VoxForge
I'm not sure if this is a dumb question:
Could subtitled videos (with .srt files, for example) be used as a huge existing pool of transcribed speech? The extraneous symbols ([swish],[whisper], etc.) would have to be removed, but it seems like simple code.
If copyright laws would prevent the above, could a public domain source of transcribed audio be used? The English Parliament (from England) has an archive back to 2009 of their parliamentary debates in both houses, both televised and transcribed, with time markers every 2 minutes or so. (I looked at a small sample, but there does seem to be many hours recorded). I realize that this would not be ideal for American users to train the language recognition software on English voices, but I'm sure their is a similarly progressive state legislature somewhere.

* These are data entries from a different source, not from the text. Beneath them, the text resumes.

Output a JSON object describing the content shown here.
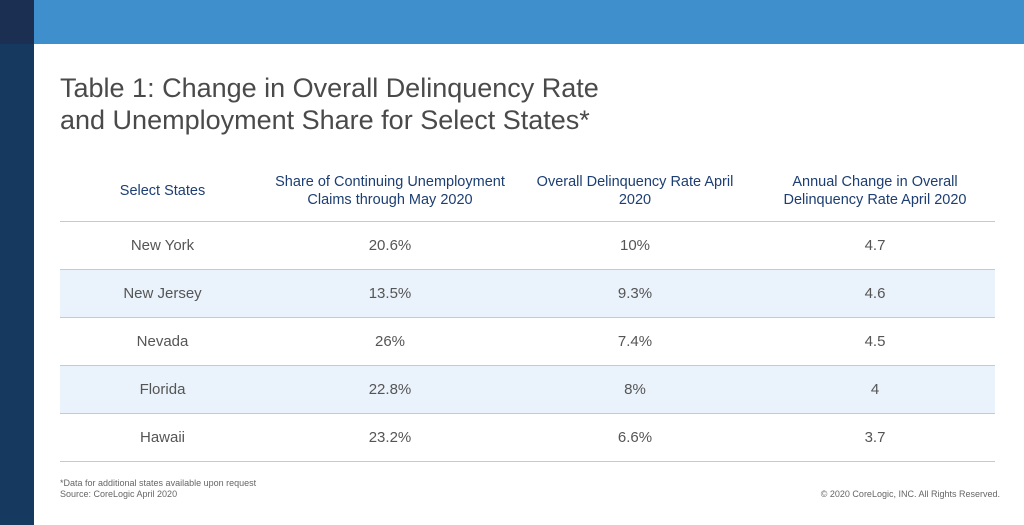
{
  "title": {
    "line1": "Table 1: Change in Overall Delinquency Rate",
    "line2": "and Unemployment Share for Select States*"
  },
  "table": {
    "headers": [
      "Select States",
      "Share of Continuing Unemployment Claims through May 2020",
      "Overall Delinquency Rate April 2020",
      "Annual Change in Overall Delinquency Rate April 2020"
    ],
    "rows": [
      [
        "New York",
        "20.6%",
        "10%",
        "4.7"
      ],
      [
        "New Jersey",
        "13.5%",
        "9.3%",
        "4.6"
      ],
      [
        "Nevada",
        "26%",
        "7.4%",
        "4.5"
      ],
      [
        "Florida",
        "22.8%",
        "8%",
        "4"
      ],
      [
        "Hawaii",
        "23.2%",
        "6.6%",
        "3.7"
      ]
    ]
  },
  "footnote": {
    "line1": "*Data for additional states available upon request",
    "line2": "Source: CoreLogic April 2020"
  },
  "copyright": "© 2020 CoreLogic, INC. All Rights Reserved.",
  "colors": {
    "top_bar": "#3f8fcd",
    "left_bar": "#163a5f",
    "header_text": "#1d3e72",
    "row_alt_bg": "#eaf2fb"
  }
}
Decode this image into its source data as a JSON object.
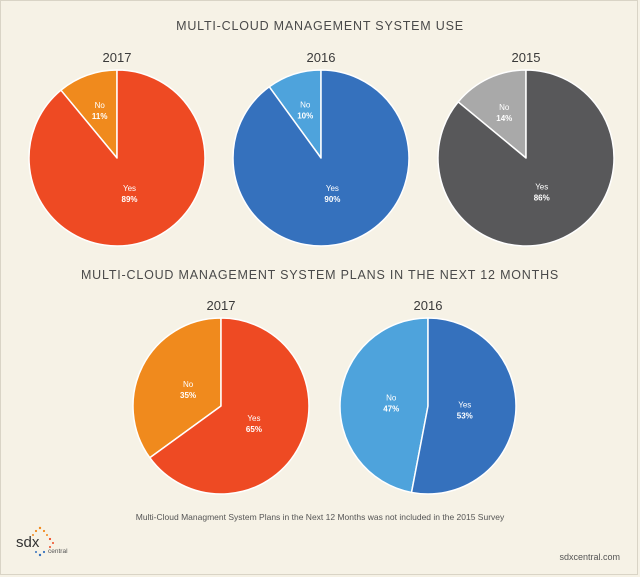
{
  "titles": {
    "use": "MULTI-CLOUD MANAGEMENT SYSTEM USE",
    "plans": "MULTI-CLOUD MANAGEMENT SYSTEM PLANS IN THE NEXT 12 MONTHS"
  },
  "footnote": "Multi-Cloud Managment System Plans in the Next 12 Months was not included in the 2015 Survey",
  "site": "sdxcentral.com",
  "logo": {
    "main": "sdx",
    "sub": "central"
  },
  "chart_data": [
    {
      "type": "pie",
      "group": "use",
      "title": "2017",
      "slices": [
        {
          "label": "No",
          "value": 11,
          "display": "11%",
          "color": "#f08a1d"
        },
        {
          "label": "Yes",
          "value": 89,
          "display": "89%",
          "color": "#ee4a23"
        }
      ]
    },
    {
      "type": "pie",
      "group": "use",
      "title": "2016",
      "slices": [
        {
          "label": "No",
          "value": 10,
          "display": "10%",
          "color": "#4ea3dc"
        },
        {
          "label": "Yes",
          "value": 90,
          "display": "90%",
          "color": "#3571bd"
        }
      ]
    },
    {
      "type": "pie",
      "group": "use",
      "title": "2015",
      "slices": [
        {
          "label": "No",
          "value": 14,
          "display": "14%",
          "color": "#a9a9a9"
        },
        {
          "label": "Yes",
          "value": 86,
          "display": "86%",
          "color": "#58585a"
        }
      ]
    },
    {
      "type": "pie",
      "group": "plans",
      "title": "2017",
      "slices": [
        {
          "label": "No",
          "value": 35,
          "display": "35%",
          "color": "#f08a1d"
        },
        {
          "label": "Yes",
          "value": 65,
          "display": "65%",
          "color": "#ee4a23"
        }
      ]
    },
    {
      "type": "pie",
      "group": "plans",
      "title": "2016",
      "slices": [
        {
          "label": "No",
          "value": 47,
          "display": "47%",
          "color": "#4ea3dc"
        },
        {
          "label": "Yes",
          "value": 53,
          "display": "53%",
          "color": "#3571bd"
        }
      ]
    }
  ]
}
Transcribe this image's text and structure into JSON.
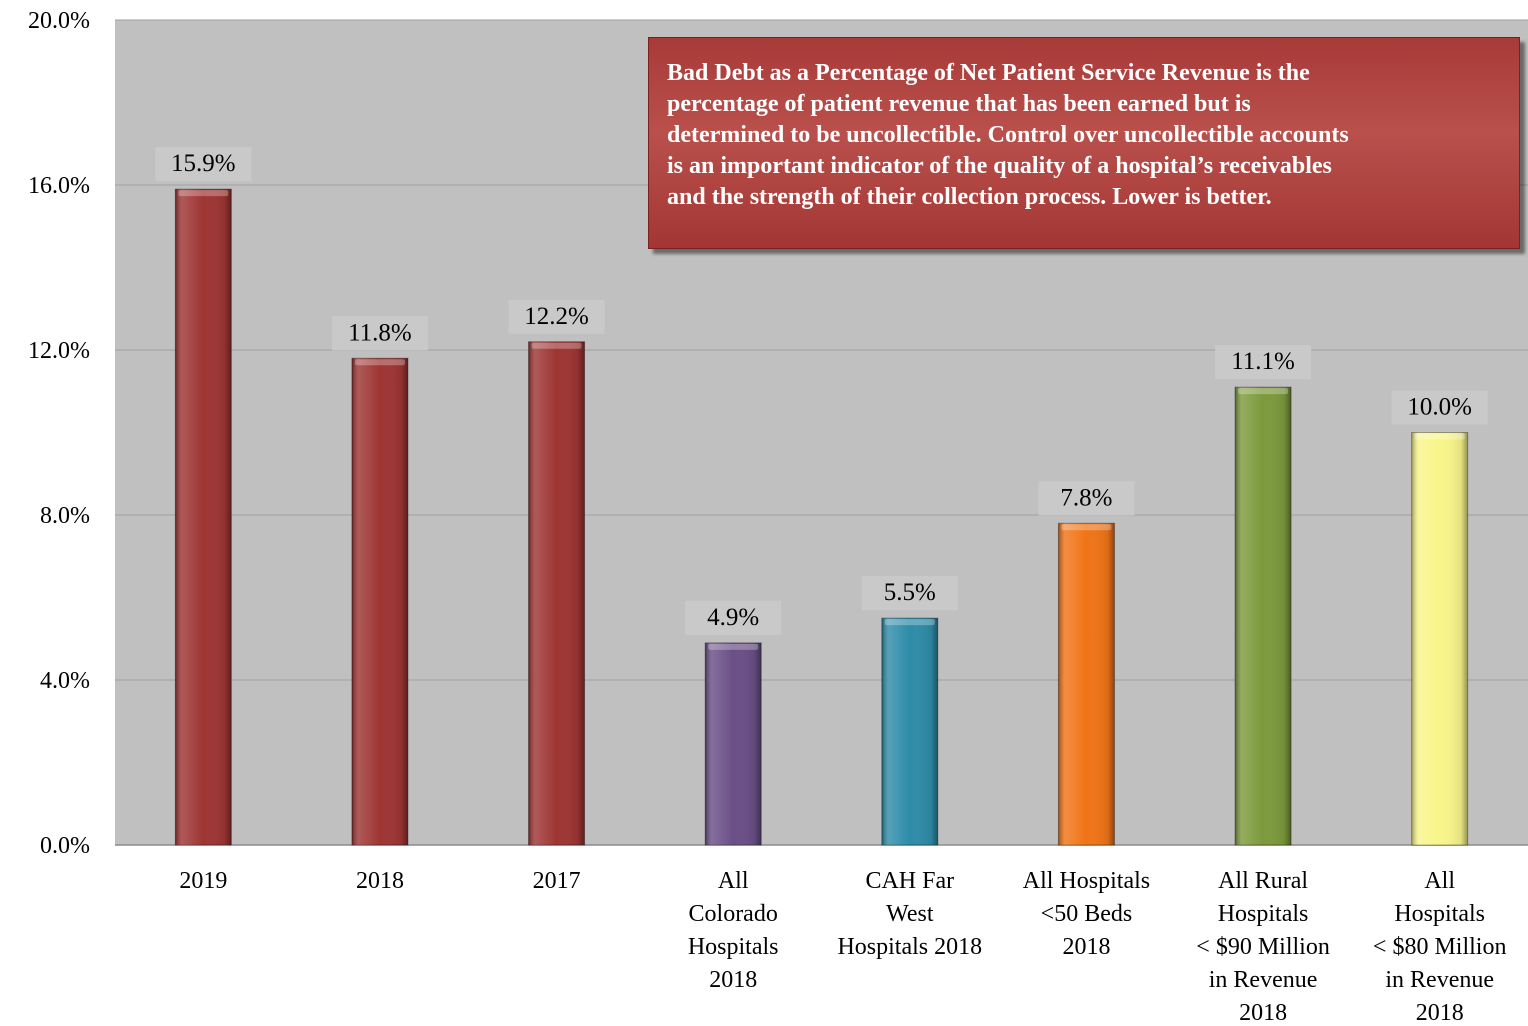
{
  "chart_data": {
    "type": "bar",
    "categories": [
      "2019",
      "2018",
      "2017",
      "All Colorado Hospitals 2018",
      "CAH Far West Hospitals 2018",
      "All Hospitals <50 Beds 2018",
      "All Rural Hospitals < $90 Million in Revenue 2018",
      "All Hospitals < $80 Million in Revenue 2018"
    ],
    "category_lines": [
      [
        "2019"
      ],
      [
        "2018"
      ],
      [
        "2017"
      ],
      [
        "All",
        "Colorado",
        "Hospitals",
        "2018"
      ],
      [
        "CAH Far",
        "West",
        "Hospitals 2018"
      ],
      [
        "All Hospitals",
        "<50 Beds",
        "2018"
      ],
      [
        "All Rural",
        "Hospitals",
        "< $90 Million",
        "in Revenue",
        "2018"
      ],
      [
        "All",
        "Hospitals",
        "< $80 Million",
        "in Revenue",
        "2018"
      ]
    ],
    "values": [
      15.9,
      11.8,
      12.2,
      4.9,
      5.5,
      7.8,
      11.1,
      10.0
    ],
    "data_labels": [
      "15.9%",
      "11.8%",
      "12.2%",
      "4.9%",
      "5.5%",
      "7.8%",
      "11.1%",
      "10.0%"
    ],
    "bar_colors": [
      "#9e3533",
      "#9e3533",
      "#9e3533",
      "#6a4f87",
      "#2e8ca8",
      "#f07417",
      "#7c9a3c",
      "#f8f58a"
    ],
    "ylim": [
      0,
      20
    ],
    "yticks": [
      "0.0%",
      "4.0%",
      "8.0%",
      "12.0%",
      "16.0%",
      "20.0%"
    ],
    "ytick_values": [
      0,
      4,
      8,
      12,
      16,
      20
    ],
    "grid": true,
    "title": "",
    "xlabel": "",
    "ylabel": ""
  },
  "annotation": {
    "lines": [
      "Bad Debt as a Percentage of Net Patient Service Revenue is the",
      "percentage of patient revenue that has been earned but is",
      "determined to be uncollectible. Control over uncollectible accounts",
      "is an important indicator of the quality of a hospital’s receivables",
      "and the strength of their collection process. Lower is better."
    ],
    "background": "#a83a38"
  },
  "colors": {
    "plot_background": "#c0c0c0",
    "gridline": "#a0a0a0"
  }
}
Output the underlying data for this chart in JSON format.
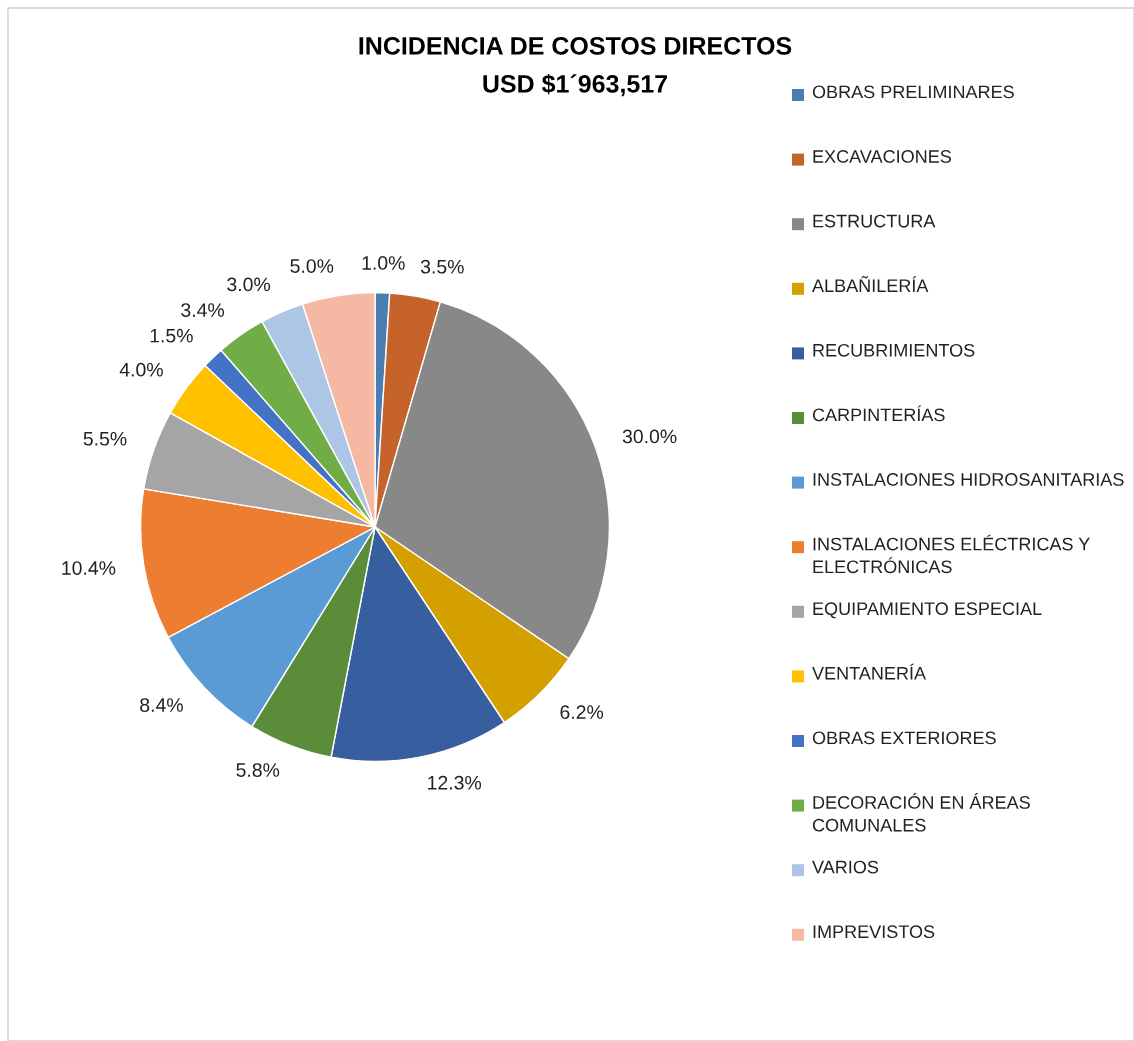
{
  "chart_data": {
    "type": "pie",
    "title": "INCIDENCIA DE COSTOS DIRECTOS",
    "subtitle": "USD $1´963,517",
    "categories": [
      "OBRAS PRELIMINARES",
      "EXCAVACIONES",
      "ESTRUCTURA",
      "ALBAÑILERÍA",
      "RECUBRIMIENTOS",
      "CARPINTERÍAS",
      "INSTALACIONES HIDROSANITARIAS",
      "INSTALACIONES ELÉCTRICAS Y ELECTRÓNICAS",
      "EQUIPAMIENTO ESPECIAL",
      "VENTANERÍA",
      "OBRAS EXTERIORES",
      "DECORACIÓN EN ÁREAS COMUNALES",
      "VARIOS",
      "IMPREVISTOS"
    ],
    "values": [
      1.0,
      3.5,
      30.0,
      6.2,
      12.3,
      5.8,
      8.4,
      10.4,
      5.5,
      4.0,
      1.5,
      3.4,
      3.0,
      5.0
    ],
    "value_labels": [
      "1.0%",
      "3.5%",
      "30.0%",
      "6.2%",
      "12.3%",
      "5.8%",
      "8.4%",
      "10.4%",
      "5.5%",
      "4.0%",
      "1.5%",
      "3.4%",
      "3.0%",
      "5.0%"
    ],
    "colors": [
      "#4a7eb3",
      "#c5632a",
      "#888888",
      "#d4a000",
      "#375e9e",
      "#5a8c3a",
      "#5b9bd5",
      "#ed7d31",
      "#a5a5a5",
      "#ffc000",
      "#4472c4",
      "#70ad47",
      "#adc6e5",
      "#f4b8a3"
    ],
    "legend": "right"
  }
}
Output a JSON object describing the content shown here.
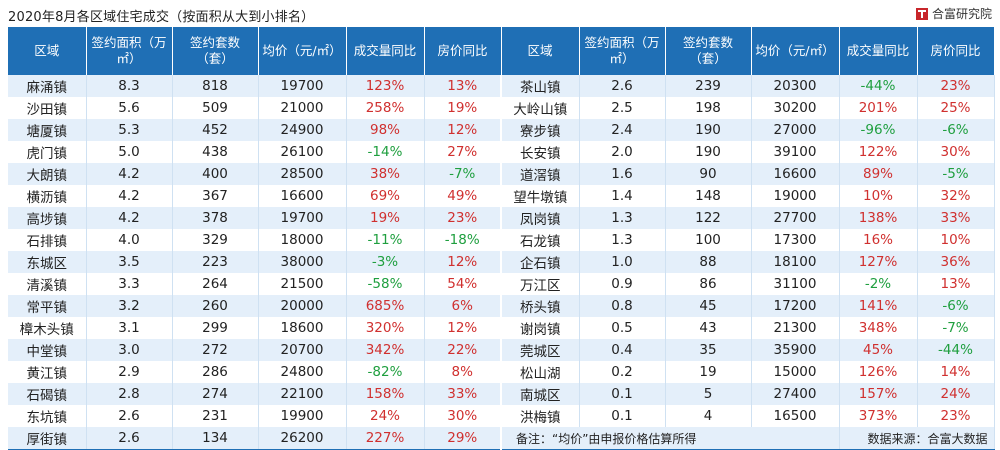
{
  "header": {
    "title": "2020年8月各区域住宅成交（按面积从大到小排名）",
    "brand": "合富研究院"
  },
  "columns": [
    "区域",
    "签约面积（万㎡）",
    "签约套数（套）",
    "均价（元/㎡）",
    "成交量同比",
    "房价同比"
  ],
  "footer": {
    "note": "备注：“均价”由申报价格估算所得",
    "source": "数据来源：合富大数据"
  },
  "colors": {
    "header_bg": "#1f6fb5",
    "row_alt": "#e4effa",
    "positive": "#d0302f",
    "negative": "#1f9f3f"
  },
  "chart_data": {
    "type": "table",
    "title": "2020年8月各区域住宅成交（按面积从大到小排名）",
    "columns": [
      "区域",
      "签约面积（万㎡）",
      "签约套数（套）",
      "均价（元/㎡）",
      "成交量同比",
      "房价同比"
    ],
    "left_rows": [
      [
        "麻涌镇",
        "8.3",
        "818",
        "19700",
        "123%",
        "13%"
      ],
      [
        "沙田镇",
        "5.6",
        "509",
        "21000",
        "258%",
        "19%"
      ],
      [
        "塘厦镇",
        "5.3",
        "452",
        "24900",
        "98%",
        "12%"
      ],
      [
        "虎门镇",
        "5.0",
        "438",
        "26100",
        "-14%",
        "27%"
      ],
      [
        "大朗镇",
        "4.2",
        "400",
        "28500",
        "38%",
        "-7%"
      ],
      [
        "横沥镇",
        "4.2",
        "367",
        "16600",
        "69%",
        "49%"
      ],
      [
        "高埗镇",
        "4.2",
        "378",
        "19700",
        "19%",
        "23%"
      ],
      [
        "石排镇",
        "4.0",
        "329",
        "18000",
        "-11%",
        "-18%"
      ],
      [
        "东城区",
        "3.5",
        "223",
        "38000",
        "-3%",
        "12%"
      ],
      [
        "清溪镇",
        "3.3",
        "264",
        "21500",
        "-58%",
        "54%"
      ],
      [
        "常平镇",
        "3.2",
        "260",
        "20000",
        "685%",
        "6%"
      ],
      [
        "樟木头镇",
        "3.1",
        "299",
        "18600",
        "320%",
        "12%"
      ],
      [
        "中堂镇",
        "3.0",
        "272",
        "20700",
        "342%",
        "22%"
      ],
      [
        "黄江镇",
        "2.9",
        "286",
        "24800",
        "-82%",
        "8%"
      ],
      [
        "石碣镇",
        "2.8",
        "274",
        "22100",
        "158%",
        "33%"
      ],
      [
        "东坑镇",
        "2.6",
        "231",
        "19900",
        "24%",
        "30%"
      ],
      [
        "厚街镇",
        "2.6",
        "134",
        "26200",
        "227%",
        "29%"
      ]
    ],
    "right_rows": [
      [
        "茶山镇",
        "2.6",
        "239",
        "20300",
        "-44%",
        "23%"
      ],
      [
        "大岭山镇",
        "2.5",
        "198",
        "30200",
        "201%",
        "25%"
      ],
      [
        "寮步镇",
        "2.4",
        "190",
        "27000",
        "-96%",
        "-6%"
      ],
      [
        "长安镇",
        "2.0",
        "190",
        "39100",
        "122%",
        "30%"
      ],
      [
        "道滘镇",
        "1.6",
        "90",
        "16600",
        "89%",
        "-5%"
      ],
      [
        "望牛墩镇",
        "1.4",
        "148",
        "19000",
        "10%",
        "32%"
      ],
      [
        "凤岗镇",
        "1.3",
        "122",
        "27700",
        "138%",
        "33%"
      ],
      [
        "石龙镇",
        "1.3",
        "100",
        "17300",
        "16%",
        "10%"
      ],
      [
        "企石镇",
        "1.0",
        "88",
        "18100",
        "127%",
        "36%"
      ],
      [
        "万江区",
        "0.9",
        "86",
        "31100",
        "-2%",
        "13%"
      ],
      [
        "桥头镇",
        "0.8",
        "45",
        "17200",
        "141%",
        "-6%"
      ],
      [
        "谢岗镇",
        "0.5",
        "43",
        "21300",
        "348%",
        "-7%"
      ],
      [
        "莞城区",
        "0.4",
        "35",
        "35900",
        "45%",
        "-44%"
      ],
      [
        "松山湖",
        "0.2",
        "19",
        "15000",
        "126%",
        "14%"
      ],
      [
        "南城区",
        "0.1",
        "5",
        "27400",
        "157%",
        "24%"
      ],
      [
        "洪梅镇",
        "0.1",
        "4",
        "16500",
        "373%",
        "23%"
      ]
    ]
  }
}
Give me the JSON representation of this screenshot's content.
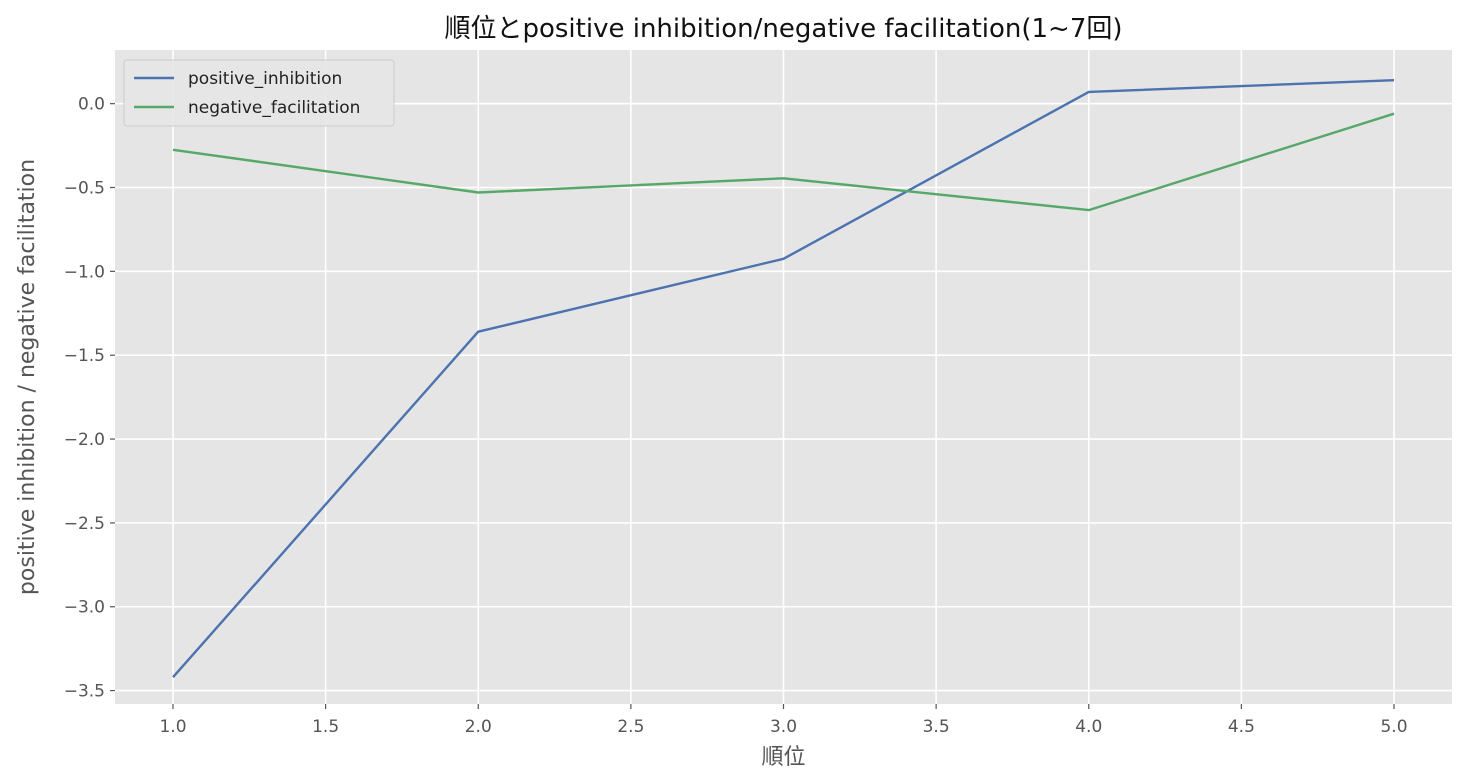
{
  "chart_data": {
    "type": "line",
    "title": "順位とpositive inhibition/negative facilitation(1~7回)",
    "xlabel": "順位",
    "ylabel": "positive inhibition / negative facilitation",
    "x": [
      1.0,
      2.0,
      3.0,
      4.0,
      5.0
    ],
    "series": [
      {
        "name": "positive_inhibition",
        "color": "#4c72b0",
        "values": [
          -3.42,
          -1.36,
          -0.925,
          0.07,
          0.14
        ]
      },
      {
        "name": "negative_facilitation",
        "color": "#55a868",
        "values": [
          -0.275,
          -0.53,
          -0.445,
          -0.635,
          -0.06
        ]
      }
    ],
    "xlim": [
      0.81,
      5.19
    ],
    "ylim": [
      -3.58,
      0.32
    ],
    "xticks": [
      1.0,
      1.5,
      2.0,
      2.5,
      3.0,
      3.5,
      4.0,
      4.5,
      5.0
    ],
    "xtick_labels": [
      "1.0",
      "1.5",
      "2.0",
      "2.5",
      "3.0",
      "3.5",
      "4.0",
      "4.5",
      "5.0"
    ],
    "yticks": [
      0.0,
      -0.5,
      -1.0,
      -1.5,
      -2.0,
      -2.5,
      -3.0,
      -3.5
    ],
    "ytick_labels": [
      "0.0",
      "−0.5",
      "−1.0",
      "−1.5",
      "−2.0",
      "−2.5",
      "−3.0",
      "−3.5"
    ],
    "grid": true,
    "legend_position": "top-left",
    "background_color": "#e5e5e5",
    "grid_color": "#ffffff"
  }
}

Has this already been considered?
--- (Edited on 1/6/2011 8:30 pm [GMT-0600] by Visitor) ---
Hi SamA,
>I'm not sure if this is a dumb question:
not at all
>If copyright laws would prevent the above,
Copyright is the limiting factor for many of these sources.
>The English Parliament (from England) has an archive back to 2009 of their
>parliamentary debates in both houses,
Thanks for pointing out this additional source of recorded/transcribed speech.
I've been collecting a list of possible sources of speech audio here. I will add it there.
Ken
--- (Edited on 1/6/2011 11:08 pm [GMT-0500] by kmaclean) ---